Monday, October 8, 2012

How Accurate is the Slope System?



 Introduction - The introduction of the Slope System to golf handicapping has given the illusion of scientific accuracy.  Players have an index calculated to the first decimal.  Rather than being a 10-handicap as in the old days, one is now a 10.4 index.  The decimal gives the impression of increased accuracy which may not be deserved.

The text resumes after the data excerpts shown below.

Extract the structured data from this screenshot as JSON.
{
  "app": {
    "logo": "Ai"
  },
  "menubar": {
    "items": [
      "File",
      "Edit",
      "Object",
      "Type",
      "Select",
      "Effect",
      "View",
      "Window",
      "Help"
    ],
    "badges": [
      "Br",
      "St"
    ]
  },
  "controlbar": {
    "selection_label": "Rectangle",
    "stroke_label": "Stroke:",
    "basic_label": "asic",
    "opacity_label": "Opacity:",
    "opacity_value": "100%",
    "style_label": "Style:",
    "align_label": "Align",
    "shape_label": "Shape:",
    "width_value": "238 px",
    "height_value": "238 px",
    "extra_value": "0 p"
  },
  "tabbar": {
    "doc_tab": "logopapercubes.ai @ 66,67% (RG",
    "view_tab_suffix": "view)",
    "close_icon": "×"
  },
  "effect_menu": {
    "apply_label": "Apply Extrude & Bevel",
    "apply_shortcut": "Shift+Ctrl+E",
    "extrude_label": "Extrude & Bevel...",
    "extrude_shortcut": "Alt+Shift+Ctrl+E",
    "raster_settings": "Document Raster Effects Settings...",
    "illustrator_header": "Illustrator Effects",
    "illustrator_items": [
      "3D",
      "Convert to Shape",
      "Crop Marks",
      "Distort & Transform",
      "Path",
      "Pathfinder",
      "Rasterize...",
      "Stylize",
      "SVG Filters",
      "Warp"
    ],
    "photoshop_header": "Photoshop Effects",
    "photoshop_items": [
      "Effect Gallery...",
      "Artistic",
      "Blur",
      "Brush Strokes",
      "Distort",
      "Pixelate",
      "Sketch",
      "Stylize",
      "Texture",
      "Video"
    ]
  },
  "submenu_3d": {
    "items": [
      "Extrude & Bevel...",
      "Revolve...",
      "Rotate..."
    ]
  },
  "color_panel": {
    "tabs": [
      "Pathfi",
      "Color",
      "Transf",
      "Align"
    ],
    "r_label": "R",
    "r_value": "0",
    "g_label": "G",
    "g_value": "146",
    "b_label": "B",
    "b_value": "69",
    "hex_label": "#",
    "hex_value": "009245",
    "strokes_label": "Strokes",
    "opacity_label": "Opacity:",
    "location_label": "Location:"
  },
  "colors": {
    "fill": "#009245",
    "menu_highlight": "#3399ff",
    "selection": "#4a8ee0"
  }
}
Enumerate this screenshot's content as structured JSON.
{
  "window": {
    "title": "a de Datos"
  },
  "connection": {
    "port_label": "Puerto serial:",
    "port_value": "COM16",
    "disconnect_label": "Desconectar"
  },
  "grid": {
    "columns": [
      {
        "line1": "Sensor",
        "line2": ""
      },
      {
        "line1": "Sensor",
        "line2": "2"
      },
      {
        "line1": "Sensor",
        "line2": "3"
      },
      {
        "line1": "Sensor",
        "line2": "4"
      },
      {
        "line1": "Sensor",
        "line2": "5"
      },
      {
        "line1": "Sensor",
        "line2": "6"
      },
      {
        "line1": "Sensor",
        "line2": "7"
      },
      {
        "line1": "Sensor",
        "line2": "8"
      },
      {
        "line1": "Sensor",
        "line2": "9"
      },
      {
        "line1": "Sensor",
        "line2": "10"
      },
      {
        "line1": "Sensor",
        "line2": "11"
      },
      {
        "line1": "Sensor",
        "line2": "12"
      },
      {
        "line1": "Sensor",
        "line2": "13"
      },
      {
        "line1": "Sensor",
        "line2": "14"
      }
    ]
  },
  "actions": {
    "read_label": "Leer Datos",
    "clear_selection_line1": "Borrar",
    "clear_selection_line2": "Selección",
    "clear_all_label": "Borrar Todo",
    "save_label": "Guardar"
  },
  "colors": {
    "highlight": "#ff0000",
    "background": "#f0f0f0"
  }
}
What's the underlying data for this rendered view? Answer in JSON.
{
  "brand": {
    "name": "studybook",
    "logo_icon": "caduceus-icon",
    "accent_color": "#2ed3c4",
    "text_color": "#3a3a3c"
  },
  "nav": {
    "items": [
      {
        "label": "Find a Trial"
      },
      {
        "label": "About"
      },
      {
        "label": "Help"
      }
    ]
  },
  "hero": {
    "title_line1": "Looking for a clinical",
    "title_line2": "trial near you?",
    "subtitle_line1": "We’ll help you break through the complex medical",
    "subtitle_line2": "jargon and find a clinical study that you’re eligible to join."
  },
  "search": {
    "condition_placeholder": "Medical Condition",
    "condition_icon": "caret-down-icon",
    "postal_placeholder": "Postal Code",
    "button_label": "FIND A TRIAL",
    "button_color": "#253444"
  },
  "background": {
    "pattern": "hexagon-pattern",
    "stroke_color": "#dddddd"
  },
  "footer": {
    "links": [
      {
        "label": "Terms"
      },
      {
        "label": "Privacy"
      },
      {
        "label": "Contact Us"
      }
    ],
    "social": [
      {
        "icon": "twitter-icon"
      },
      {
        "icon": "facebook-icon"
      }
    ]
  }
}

When a player finds his or her handicap on a slope conversion table, another level of deception occurs.  The table emits an aura of authority with it rows and columns of neatly printed numbers.  It may not occur to the player with a 10.4 index why he should get a ten percent increase in handicap when the slope of a course goes from 114 to 115.  The player may not ask if a course can be rated with such precision to distinguish between a 114 and a 115 Slope Rating.  Has the Slope System contributed to the precision of golf handicaps or merely added another layer of mathematical obfuscation?

The research presented here attempts to measure any contribution the Slope System has made in decreasing the error in estimating golf handicaps.  The Slope Rating of a course is estimated by combining estimates of the Course Rating and the Bogey Rating.  To understand the errors in the Slope Rating, the errors in estimating the Course and Bogey Ratings are examined in turn.

 Error in the Course Rating - To estimate the uncertainty stemming from errors in estimating the Course Rating, it is necessary to examine the USGA course rating model.  Since the USGA has steadfastly refused to release either statistical information on model estimation or the raw data,[1] much of what follows has to be based on informed guesswork.

By definition, the Course Rating should be the average of the better half of 20 scores submitted by a “scratch” golfer.  This suggests that if a statistically significant number of rounds by scratch golfer were submitted, a very good estimate of the Course Rating could be made.  Unfortunately, you cannot tell if a player is scratch without knowing the Course Rating.  And you cannot determine the Course Rating without knowing if a player is scratch.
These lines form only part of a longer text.